FN1. Airgroup argues that, under the Carmack Amendment, it “is required merely to offer two rates, which it did.” (Defs.’ Opp. Br. 4.) What were the two rates? The record shows only one. Airgroup contends: “Airgroup provided a rate based on weight and a rate based on value.” (Defs.’ Br. 21.) This Court has not been shown the rate based on value that Airgroup contends it provided to Karan.

 

This Court concludes that there is no evidence of record that Airgroup gave Karan a reasonable opportunity to choose between rates for two or more levels of liability. The requirements for limitation of liability under the Carmack Amendment have not been met. Karan has demonstrated that no material factual disputes preclude the entry of judgment as a matter of law.

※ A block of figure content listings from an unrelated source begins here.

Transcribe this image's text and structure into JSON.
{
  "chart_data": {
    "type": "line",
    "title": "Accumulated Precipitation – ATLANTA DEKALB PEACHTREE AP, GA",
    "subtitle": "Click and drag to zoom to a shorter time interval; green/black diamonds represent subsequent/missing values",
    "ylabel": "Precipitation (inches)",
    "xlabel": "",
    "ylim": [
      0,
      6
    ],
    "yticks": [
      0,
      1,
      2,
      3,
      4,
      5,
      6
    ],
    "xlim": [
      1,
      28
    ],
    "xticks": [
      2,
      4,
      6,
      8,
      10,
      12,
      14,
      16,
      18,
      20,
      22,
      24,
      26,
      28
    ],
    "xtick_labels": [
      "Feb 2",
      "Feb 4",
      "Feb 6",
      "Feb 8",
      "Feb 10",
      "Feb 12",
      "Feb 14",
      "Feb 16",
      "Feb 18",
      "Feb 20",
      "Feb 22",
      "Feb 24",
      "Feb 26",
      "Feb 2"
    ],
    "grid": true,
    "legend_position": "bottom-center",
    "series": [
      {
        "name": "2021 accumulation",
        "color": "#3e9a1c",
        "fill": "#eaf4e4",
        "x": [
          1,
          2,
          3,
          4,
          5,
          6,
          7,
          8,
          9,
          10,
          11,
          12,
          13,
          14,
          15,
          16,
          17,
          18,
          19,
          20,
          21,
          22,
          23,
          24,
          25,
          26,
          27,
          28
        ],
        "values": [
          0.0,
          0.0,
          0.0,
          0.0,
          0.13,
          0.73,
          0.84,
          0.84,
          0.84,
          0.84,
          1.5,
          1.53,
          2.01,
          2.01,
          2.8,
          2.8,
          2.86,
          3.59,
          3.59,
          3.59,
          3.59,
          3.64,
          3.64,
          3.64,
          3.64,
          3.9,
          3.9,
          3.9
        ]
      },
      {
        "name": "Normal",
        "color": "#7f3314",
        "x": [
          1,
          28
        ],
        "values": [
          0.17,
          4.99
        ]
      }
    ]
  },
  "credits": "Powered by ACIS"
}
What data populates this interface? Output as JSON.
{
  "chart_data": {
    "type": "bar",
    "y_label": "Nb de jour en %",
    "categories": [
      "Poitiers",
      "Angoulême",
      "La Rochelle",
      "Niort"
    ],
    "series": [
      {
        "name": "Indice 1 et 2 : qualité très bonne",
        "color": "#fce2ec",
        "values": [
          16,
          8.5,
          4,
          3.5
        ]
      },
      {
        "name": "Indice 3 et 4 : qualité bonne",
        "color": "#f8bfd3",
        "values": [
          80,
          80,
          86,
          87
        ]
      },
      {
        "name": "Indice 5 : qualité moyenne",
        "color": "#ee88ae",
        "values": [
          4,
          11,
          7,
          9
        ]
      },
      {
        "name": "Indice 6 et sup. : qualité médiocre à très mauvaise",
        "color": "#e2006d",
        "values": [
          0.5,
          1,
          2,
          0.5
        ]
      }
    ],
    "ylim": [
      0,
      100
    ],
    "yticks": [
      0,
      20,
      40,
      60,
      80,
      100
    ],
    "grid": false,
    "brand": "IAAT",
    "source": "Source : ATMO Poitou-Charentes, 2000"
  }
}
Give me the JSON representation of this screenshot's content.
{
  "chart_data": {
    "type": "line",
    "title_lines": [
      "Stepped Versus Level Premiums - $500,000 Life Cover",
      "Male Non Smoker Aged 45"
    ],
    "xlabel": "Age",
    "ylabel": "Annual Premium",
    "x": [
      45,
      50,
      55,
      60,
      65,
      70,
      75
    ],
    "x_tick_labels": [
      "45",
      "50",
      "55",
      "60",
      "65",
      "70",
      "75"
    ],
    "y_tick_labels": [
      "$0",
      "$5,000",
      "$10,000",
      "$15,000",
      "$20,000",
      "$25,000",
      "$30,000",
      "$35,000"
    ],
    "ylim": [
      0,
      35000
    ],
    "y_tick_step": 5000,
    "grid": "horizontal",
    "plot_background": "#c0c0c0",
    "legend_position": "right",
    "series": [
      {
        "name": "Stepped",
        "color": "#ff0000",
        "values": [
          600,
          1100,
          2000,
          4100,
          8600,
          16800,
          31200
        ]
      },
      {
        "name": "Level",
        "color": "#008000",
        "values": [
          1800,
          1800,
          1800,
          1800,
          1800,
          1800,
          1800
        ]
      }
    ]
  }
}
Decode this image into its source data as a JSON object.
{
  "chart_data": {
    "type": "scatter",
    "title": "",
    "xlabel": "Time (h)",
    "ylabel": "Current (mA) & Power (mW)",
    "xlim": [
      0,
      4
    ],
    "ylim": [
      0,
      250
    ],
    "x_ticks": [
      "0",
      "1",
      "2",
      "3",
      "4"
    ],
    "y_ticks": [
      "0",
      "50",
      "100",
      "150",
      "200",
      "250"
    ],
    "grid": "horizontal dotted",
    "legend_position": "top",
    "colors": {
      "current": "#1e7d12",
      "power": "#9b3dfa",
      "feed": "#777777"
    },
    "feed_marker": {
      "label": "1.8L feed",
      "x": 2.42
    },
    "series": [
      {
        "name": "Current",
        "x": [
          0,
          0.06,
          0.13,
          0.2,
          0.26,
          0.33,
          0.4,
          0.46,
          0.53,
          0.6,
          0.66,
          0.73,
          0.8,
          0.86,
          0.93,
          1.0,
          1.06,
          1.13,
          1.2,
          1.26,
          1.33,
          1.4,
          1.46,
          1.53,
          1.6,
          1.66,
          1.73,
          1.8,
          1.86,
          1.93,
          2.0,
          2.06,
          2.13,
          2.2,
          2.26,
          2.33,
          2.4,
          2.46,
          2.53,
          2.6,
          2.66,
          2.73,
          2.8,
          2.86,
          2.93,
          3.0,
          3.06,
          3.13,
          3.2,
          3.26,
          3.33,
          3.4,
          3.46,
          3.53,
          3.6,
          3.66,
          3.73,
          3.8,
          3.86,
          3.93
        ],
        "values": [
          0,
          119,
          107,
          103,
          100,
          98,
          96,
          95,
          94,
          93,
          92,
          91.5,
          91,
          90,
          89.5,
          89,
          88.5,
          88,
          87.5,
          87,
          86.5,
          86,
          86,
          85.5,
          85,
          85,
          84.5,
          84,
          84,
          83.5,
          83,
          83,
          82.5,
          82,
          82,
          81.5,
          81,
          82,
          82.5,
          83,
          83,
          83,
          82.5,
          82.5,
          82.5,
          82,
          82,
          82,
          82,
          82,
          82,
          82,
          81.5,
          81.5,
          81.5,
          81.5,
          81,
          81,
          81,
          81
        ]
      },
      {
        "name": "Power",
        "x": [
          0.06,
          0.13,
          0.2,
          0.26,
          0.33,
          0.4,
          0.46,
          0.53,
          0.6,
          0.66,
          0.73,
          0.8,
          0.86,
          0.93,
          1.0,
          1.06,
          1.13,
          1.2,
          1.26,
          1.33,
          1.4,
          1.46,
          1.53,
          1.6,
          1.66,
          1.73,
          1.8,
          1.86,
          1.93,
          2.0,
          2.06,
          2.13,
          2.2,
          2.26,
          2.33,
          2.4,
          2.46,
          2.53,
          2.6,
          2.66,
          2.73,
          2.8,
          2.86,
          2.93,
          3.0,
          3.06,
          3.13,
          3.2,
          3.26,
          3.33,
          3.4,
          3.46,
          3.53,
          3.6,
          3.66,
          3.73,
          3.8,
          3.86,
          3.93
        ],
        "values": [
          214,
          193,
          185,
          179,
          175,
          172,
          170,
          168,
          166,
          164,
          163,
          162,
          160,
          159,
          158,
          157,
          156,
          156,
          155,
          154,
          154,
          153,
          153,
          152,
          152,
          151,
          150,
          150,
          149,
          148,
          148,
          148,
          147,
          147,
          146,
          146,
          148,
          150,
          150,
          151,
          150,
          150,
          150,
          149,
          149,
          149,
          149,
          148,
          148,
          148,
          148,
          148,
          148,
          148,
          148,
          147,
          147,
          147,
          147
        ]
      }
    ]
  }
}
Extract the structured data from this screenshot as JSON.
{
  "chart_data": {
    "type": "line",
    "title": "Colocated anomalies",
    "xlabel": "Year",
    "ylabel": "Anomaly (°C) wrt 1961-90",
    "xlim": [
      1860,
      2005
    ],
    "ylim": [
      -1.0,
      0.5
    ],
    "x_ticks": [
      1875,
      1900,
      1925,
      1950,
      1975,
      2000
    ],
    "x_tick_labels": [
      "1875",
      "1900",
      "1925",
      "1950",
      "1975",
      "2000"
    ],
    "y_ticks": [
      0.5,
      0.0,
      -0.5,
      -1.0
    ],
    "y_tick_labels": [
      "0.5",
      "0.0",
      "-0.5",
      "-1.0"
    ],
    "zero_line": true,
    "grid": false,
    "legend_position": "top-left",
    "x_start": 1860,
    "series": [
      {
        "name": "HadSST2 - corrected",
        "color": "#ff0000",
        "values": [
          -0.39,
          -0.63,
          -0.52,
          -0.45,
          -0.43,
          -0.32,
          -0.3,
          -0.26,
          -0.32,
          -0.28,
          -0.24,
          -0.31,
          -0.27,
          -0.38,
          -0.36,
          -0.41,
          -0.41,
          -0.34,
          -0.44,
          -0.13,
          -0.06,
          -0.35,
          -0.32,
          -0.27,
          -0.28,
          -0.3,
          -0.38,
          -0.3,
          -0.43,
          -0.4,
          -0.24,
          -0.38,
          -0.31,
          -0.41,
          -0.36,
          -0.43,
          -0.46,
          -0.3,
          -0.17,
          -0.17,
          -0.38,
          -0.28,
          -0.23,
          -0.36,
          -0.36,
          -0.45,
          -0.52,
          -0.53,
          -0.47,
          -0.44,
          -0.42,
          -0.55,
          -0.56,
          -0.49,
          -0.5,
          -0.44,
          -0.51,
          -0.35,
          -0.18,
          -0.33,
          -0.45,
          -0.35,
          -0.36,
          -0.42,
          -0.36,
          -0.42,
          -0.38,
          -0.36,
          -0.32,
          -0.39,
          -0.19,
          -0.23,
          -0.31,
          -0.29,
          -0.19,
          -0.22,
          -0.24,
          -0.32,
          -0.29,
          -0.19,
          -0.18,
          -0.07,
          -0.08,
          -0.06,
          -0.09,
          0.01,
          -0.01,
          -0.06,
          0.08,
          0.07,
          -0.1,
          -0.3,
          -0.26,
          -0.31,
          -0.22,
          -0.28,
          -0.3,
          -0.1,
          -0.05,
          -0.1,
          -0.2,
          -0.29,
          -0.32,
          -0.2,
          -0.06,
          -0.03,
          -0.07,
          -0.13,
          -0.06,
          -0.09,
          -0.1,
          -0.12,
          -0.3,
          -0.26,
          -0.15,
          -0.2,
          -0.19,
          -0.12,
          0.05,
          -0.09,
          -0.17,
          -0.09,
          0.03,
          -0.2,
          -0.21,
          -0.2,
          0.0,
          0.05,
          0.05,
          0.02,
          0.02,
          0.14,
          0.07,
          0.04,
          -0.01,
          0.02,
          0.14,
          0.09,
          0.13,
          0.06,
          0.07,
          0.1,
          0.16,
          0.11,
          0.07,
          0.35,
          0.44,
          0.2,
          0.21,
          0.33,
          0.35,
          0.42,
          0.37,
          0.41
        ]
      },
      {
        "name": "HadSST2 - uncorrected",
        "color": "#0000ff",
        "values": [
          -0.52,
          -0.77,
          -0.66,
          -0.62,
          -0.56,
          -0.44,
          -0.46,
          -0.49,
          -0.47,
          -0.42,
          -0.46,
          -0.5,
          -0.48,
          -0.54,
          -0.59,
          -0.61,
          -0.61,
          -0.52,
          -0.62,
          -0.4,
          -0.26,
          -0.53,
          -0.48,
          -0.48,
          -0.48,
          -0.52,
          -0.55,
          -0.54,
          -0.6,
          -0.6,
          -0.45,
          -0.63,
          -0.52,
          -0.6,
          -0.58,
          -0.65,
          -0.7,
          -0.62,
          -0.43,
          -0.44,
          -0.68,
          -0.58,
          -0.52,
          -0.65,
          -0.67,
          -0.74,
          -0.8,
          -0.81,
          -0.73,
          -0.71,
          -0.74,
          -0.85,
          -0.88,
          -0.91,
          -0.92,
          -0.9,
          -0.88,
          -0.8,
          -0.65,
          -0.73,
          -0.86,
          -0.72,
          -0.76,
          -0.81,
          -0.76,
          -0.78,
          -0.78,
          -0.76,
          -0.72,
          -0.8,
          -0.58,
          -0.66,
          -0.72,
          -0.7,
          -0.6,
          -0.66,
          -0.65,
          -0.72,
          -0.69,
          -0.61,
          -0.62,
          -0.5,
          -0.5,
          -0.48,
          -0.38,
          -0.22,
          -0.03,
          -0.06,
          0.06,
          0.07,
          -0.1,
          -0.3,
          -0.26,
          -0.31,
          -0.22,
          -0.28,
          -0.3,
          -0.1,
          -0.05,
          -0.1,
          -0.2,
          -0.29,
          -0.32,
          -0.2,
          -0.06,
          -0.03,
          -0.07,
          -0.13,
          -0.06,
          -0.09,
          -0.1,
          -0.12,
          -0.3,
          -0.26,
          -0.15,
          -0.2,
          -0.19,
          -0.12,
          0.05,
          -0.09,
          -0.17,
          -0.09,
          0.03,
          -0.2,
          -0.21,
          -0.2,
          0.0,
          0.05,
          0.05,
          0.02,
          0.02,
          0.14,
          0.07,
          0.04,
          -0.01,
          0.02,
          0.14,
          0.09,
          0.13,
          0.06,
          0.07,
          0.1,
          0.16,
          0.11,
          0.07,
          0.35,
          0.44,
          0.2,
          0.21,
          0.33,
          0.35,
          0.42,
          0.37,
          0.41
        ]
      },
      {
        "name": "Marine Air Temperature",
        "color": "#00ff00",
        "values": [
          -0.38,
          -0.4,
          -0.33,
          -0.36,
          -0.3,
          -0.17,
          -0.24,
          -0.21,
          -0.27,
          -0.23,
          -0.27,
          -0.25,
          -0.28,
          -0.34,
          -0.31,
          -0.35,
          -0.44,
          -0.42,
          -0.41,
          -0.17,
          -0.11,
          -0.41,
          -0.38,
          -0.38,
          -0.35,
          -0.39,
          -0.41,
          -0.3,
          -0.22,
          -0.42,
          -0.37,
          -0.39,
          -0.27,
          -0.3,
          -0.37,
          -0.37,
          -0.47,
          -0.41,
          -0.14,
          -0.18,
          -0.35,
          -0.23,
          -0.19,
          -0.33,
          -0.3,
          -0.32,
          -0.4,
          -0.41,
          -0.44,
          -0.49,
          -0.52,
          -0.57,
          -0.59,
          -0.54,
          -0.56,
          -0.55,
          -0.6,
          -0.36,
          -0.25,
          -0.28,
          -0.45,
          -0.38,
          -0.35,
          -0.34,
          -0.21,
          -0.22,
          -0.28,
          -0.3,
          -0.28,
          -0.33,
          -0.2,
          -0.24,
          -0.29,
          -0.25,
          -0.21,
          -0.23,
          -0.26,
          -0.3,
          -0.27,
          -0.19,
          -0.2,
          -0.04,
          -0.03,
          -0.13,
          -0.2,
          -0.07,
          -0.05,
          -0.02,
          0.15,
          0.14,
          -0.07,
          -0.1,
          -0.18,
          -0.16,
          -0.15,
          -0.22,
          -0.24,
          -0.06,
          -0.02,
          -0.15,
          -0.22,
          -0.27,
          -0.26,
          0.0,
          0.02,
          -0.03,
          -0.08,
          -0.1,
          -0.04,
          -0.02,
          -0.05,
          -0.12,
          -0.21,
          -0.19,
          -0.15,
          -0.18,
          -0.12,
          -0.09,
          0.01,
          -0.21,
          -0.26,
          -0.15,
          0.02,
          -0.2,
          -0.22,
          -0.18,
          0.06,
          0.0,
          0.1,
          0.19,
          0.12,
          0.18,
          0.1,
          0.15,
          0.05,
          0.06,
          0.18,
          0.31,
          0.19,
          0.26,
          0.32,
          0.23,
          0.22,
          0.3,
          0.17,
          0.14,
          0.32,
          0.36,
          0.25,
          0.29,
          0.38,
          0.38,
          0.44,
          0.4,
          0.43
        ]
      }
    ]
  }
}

On this issue, the Court will grant Karan’s motion for summary judgment and deny Airgroup’s.

 

Having found that Airgroup’s liability is not limited by the Carmack Amendment, this Court now considers the proper measure of Karan’s damages. “Hijacked goods, unlike those destroyed, ultimately compete with the manufacturer and, therefore, no true replacement is possible.” Polaroid Corp. v. Schuster’s Express, Inc., 484 F.2d 349, 351 (1st Cir.1973). The Third Circuit has held:

 

[O]rdinarily when the carrier is responsible for the loss of the goods in transit, the shipper is entitled to recover the contract price from the carrier. Yet the Supreme Court has recognized that the test of market value is at best but a convenient means of getting at the loss suffered. Thus it may be discarded and other more accurate means resorted to, if, for special reasons, it is not exact or otherwise not applicable. Of course, the carrier has the burden of proof to demonstrate that a court should deviate from the market value rule.

 

Robert Burton Assocs. v. Preston Trucking Co., 149 F.3d 218, 221 (3d Cir.1998) (citations omitted). Airgroup contends that, where the stolen items were to be added to the stock of the shipper, the owner could replenish the supply with replacement goods from the wholesale market or from its own stock. Yet Airgroup’s brief rests on the argument that Karan has failed to show that the stolen items would re-enter the stream of commerce in the United States. As Burton makes clear, it is Airgroup, not Karan, that bears the burden of proof on this issue. Airgroup claims that “it is highly unlikely that these [stolen] products will ever re-enter the domestic market.” (Defs.’ Opp. Br. 11.) The problem here is that Airgroup has offered no evidence to support this contention. There is nothing in the record from which any reasonable finder of fact could conclude that the theft of the goods did not cause Karan to lose sales. Airgroup has failed to meet its burden of proof that this Court should deviate from the market value rule. Karan’s damages shall be measured by the domestic market value of the stolen shipment.

 

*4 Karan’s motion for summary judgment is granted in its entirety, and Airgroup’s is denied.

 

For these reasons,

 

IT IS on this 22nd day of October, 2013

 

ORDERED that Airgroup’s motion for partial summary judgment (Docket Entry No. 59) is DENIED; and it is further

 

ORDERED that Karan’s motion for summary judgment (Docket Entry No. 63) is GRANTED.